For this example the compiled vectorized R code is faster than vectorized Julia code (0.12 vs 0.16)and we can notice the 5 fold increase between devectorized R code and compiled devectorized R code.

Settings
R side
sessionInfo()
## R version 3.0.2 Patched (2013-12-15 r64463)
## Platform: x86_64-unknown-linux-gnu (64-bit)

## locale:
## [1] LC_CTYPE=en_US.UTF-8 LC_NUMERIC=C
## [3] LC_TIME=en_US.UTF-8 LC_COLLATE=en_US.UTF-8
## [5] LC_MONETARY=en_US.UTF-8 LC_MESSAGES=en_US.UTF-8
## [7] LC_PAPER=en_US.UTF-8 LC_NAME=C
## [9] LC_ADDRESS=C LC_TELEPHONE=C
## [11] LC_MEASUREMENT=en_US.UTF-8 LC_IDENTIFICATION=C

## attached base packages:
## [1] compiler stats graphics grDevices utils datasets
## [7] methods base

## loaded via a namespace (and not attached):
## [1] tools_3.0.2

Julia side
versioninfo()
# Julia Version 0.3.0-prerelease+604
# Commit b37deb6 (2013-12-20 17:36 UTC)
# Platform Info:
# System: Linux (x86_64-unknown-linux-gnu)
# WORD_SIZE: 64
# BLAS: libopenblas (USE64BITINT DYNAMIC_ARCH NO_AFFINITY)
# LAPACK: libopenblas
# LIBM: libopenlibm

2. No surprises, this is a really good post. A few thoughts:

1. I feel like some of this vectorized/devectorized noise is driven in part by an excessive emphasis on microbenchmarks. Your mileage may vary, but it’s pretty rare for a vectorized operation to be the bottleneck in my real-world code, enough so to make devectorizing worth it. Obviously, that’s a generalization, but I feel like this problem is more likely to show up in microbenchmarking exercises than in practice.

2. As such, I think it’s still an open question as to what coding style is preferred when performance concerns are absent. You refer to vectorized functions as a “convenient prototype” used “only for readability.” Maybe I’m misreading you here, but I thnk this gives short shrift to the non-performance benefits of vectorized code. “Readability” is highly correlated with correctness and maintainability. Devectorized code can be hard to interpret and easy to introduce bugs into. But I have some sense that many Julia programmers are going to instinctively write imperative loops by default as a kind of premature optimization (and because of habits carried over from other languages).

3. Your point about compilation challenges with vectorized code is super important.
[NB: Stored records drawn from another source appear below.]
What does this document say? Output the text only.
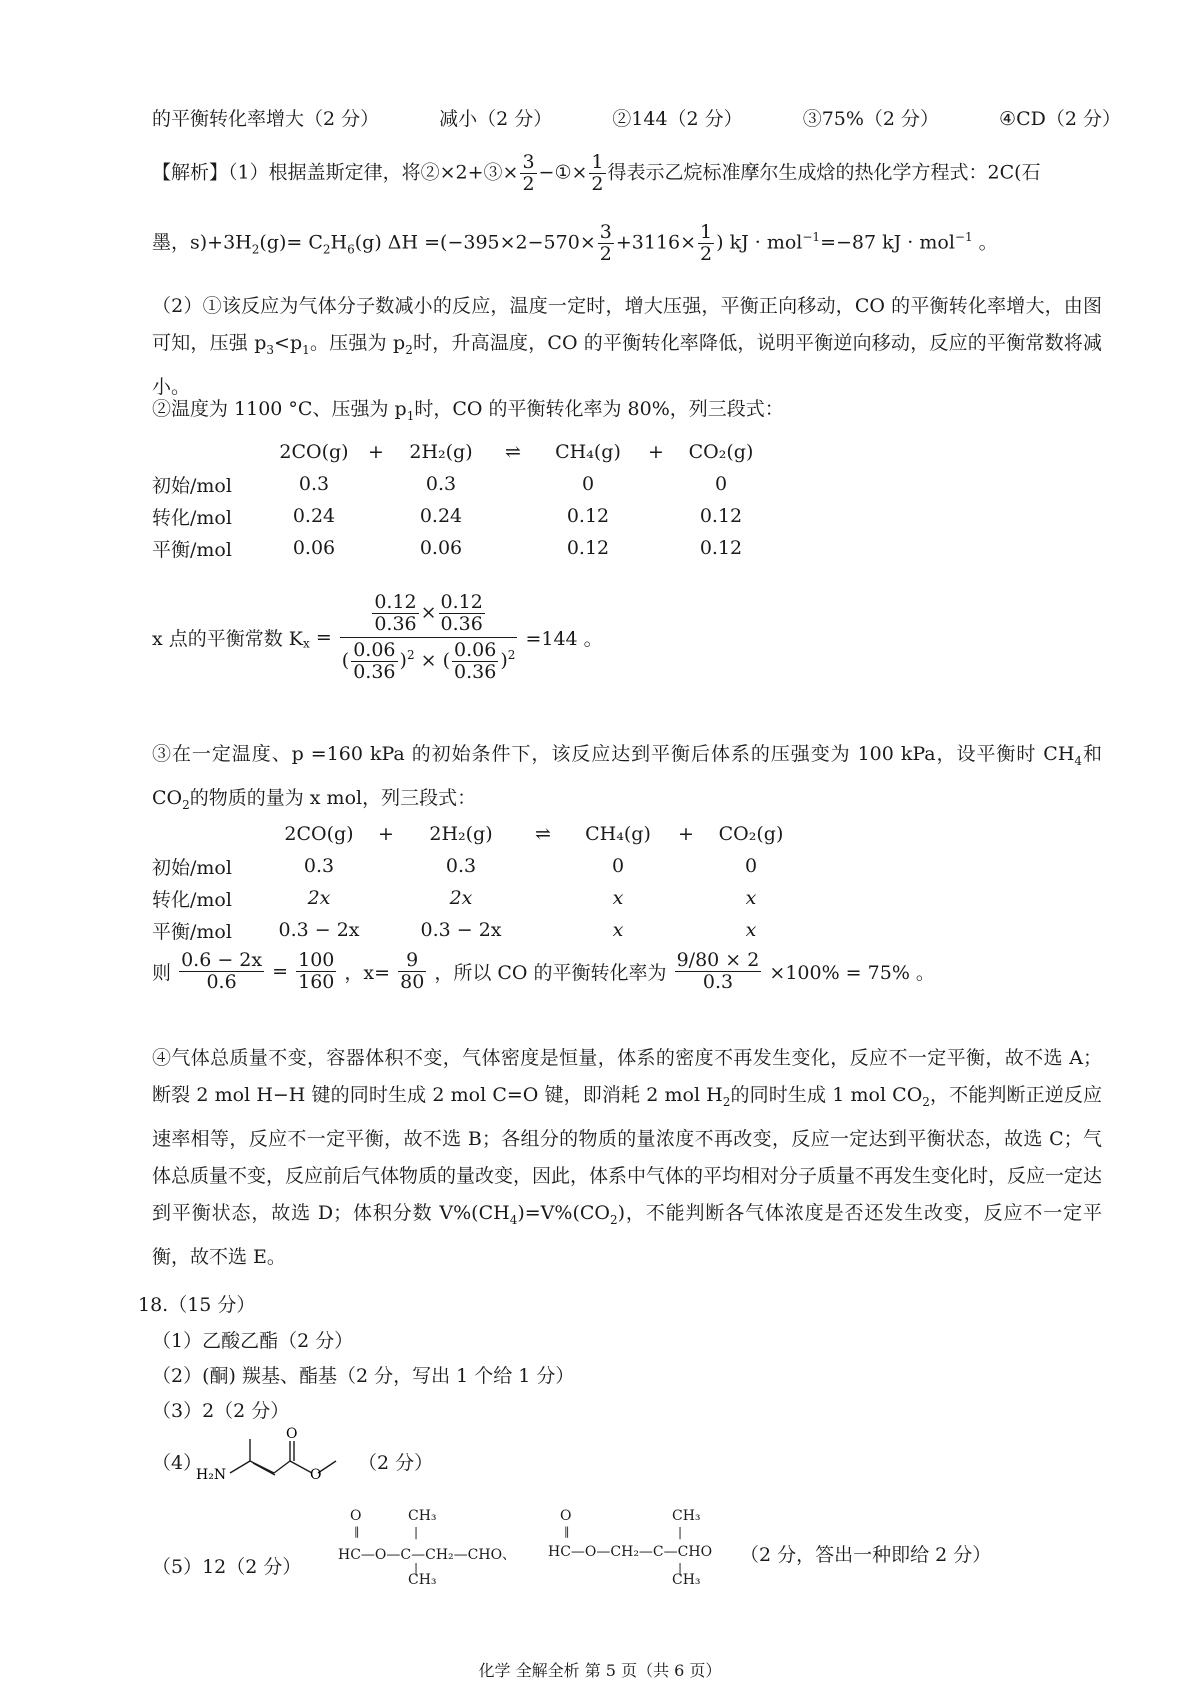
的平衡转化率增大（2 分）	减小（2 分）	②144（2 分）	③75%（2 分）	④CD（2 分）
【解析】（1）根据盖斯定律，将②×2+③× $\frac{3}{2}$ −①× $\frac{1}{2}$ 得表示乙烷标准摩尔生成焓的热化学方程式：2C(石
墨，$s)+3H_2(g)= C_2H_6(g)$ $\Delta H =(-395\times 2-570\times \frac{3}{2} +3116\times \frac{1}{2}$ ) kJ · mol$^{-1}$=−87 kJ · mol$^{-1}$ 。
（2）①该反应为气体分子数减小的反应，温度一定时，增大压强，平衡正向移动，CO 的平衡转化率增大，由图可知，压强 $p_3<p_1$。压强为 $p_2$时，升高温度，CO 的平衡转化率降低，说明平衡逆向移动，反应的平衡常数将减小。
②温度为 1100 °C、压强为 $p_1$时，CO 的平衡转化率为 80%，列三段式：
	2CO(g)	+	2H₂(g)	⇌	CH₄(g)	+	CO₂(g)
初始/mol	0.3		0.3		0		0
转化/mol	0.24		0.24		0.12		0.12
平衡/mol	0.06		0.06		0.12		0.12
x 点的平衡常数 $K_x = \frac{\frac{0.12}{0.36} \times \frac{0.12}{0.36}}{( \frac{0.06}{0.36} )^2 \times ( \frac{0.06}{0.36} )^2} =144$ 。
③在一定温度、p =160 kPa 的初始条件下，该反应达到平衡后体系的压强变为 100 kPa，设平衡时 $CH_4$和 $CO_2$的物质的量为 x mol，列三段式：
	2CO(g)	+	2H₂(g)	⇌	CH₄(g)	+	CO₂(g)
初始/mol	0.3		0.3		0		0
转化/mol	2x		2x		x		x
平衡/mol	0.3 − 2x		0.3 − 2x		x		x
则 $\frac{0.6 - 2x}{0.6} = \frac{100}{160}$ ，$x= \frac{9}{80}$ ，所以 CO 的平衡转化率为 $\frac{9/80 \times 2}{0.3} \times 100\% = 75\%$ 。
④气体总质量不变，容器体积不变，气体密度是恒量，体系的密度不再发生变化，反应不一定平衡，故不选 A；断裂 2 mol H−H 键的同时生成 2 mol C=O 键，即消耗 2 mol $H_2$的同时生成 1 mol $CO_2$，不能判断正逆反应速率相等，反应不一定平衡，故不选 B；各组分的物质的量浓度不再改变，反应一定达到平衡状态，故选 C；气体总质量不变，反应前后气体物质的量改变，因此，体系中气体的平均相对分子质量不再发生变化时，反应一定达到平衡状态，故选 D；体积分数 $V\%(CH_4)=V\%(CO_2)$，不能判断各气体浓度是否还发生改变，反应不一定平衡，故不选 E。
18.（15 分）
（1）乙酸乙酯（2 分）
（2）(酮) 羰基、酯基（2 分，写出 1 个给 1 分）
（3）2（2 分）
（4）
H₂N
O
O
（2 分）
（5）12（2 分）
O
‖
CH₃
|
HC—O—C—CH₂—CHO、
|
CH₃
O
‖
CH₃
|
HC—O—CH₂—C—CHO
|
CH₃
（2 分，答出一种即给 2 分）
化学 全解全析 第 5 页（共 6 页）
Ultimately, wouldn’t we like to have the best of both world—by having either a set of best practices for compiler-friendly vectorized code; or even explicit language features for providing hints to the compiler about how to deal with vectorized operations, and what sort of work it can avoid in memory allocation/copying/temporary arrays, etc.?

The goal, I think, is to be able to write code mainly for humans, but with asides to the compiler that don’t overwhelm the declarative content of the code. I think the practice of continuously devolving one’s code into assembly is one that should be undertaken very reservedly.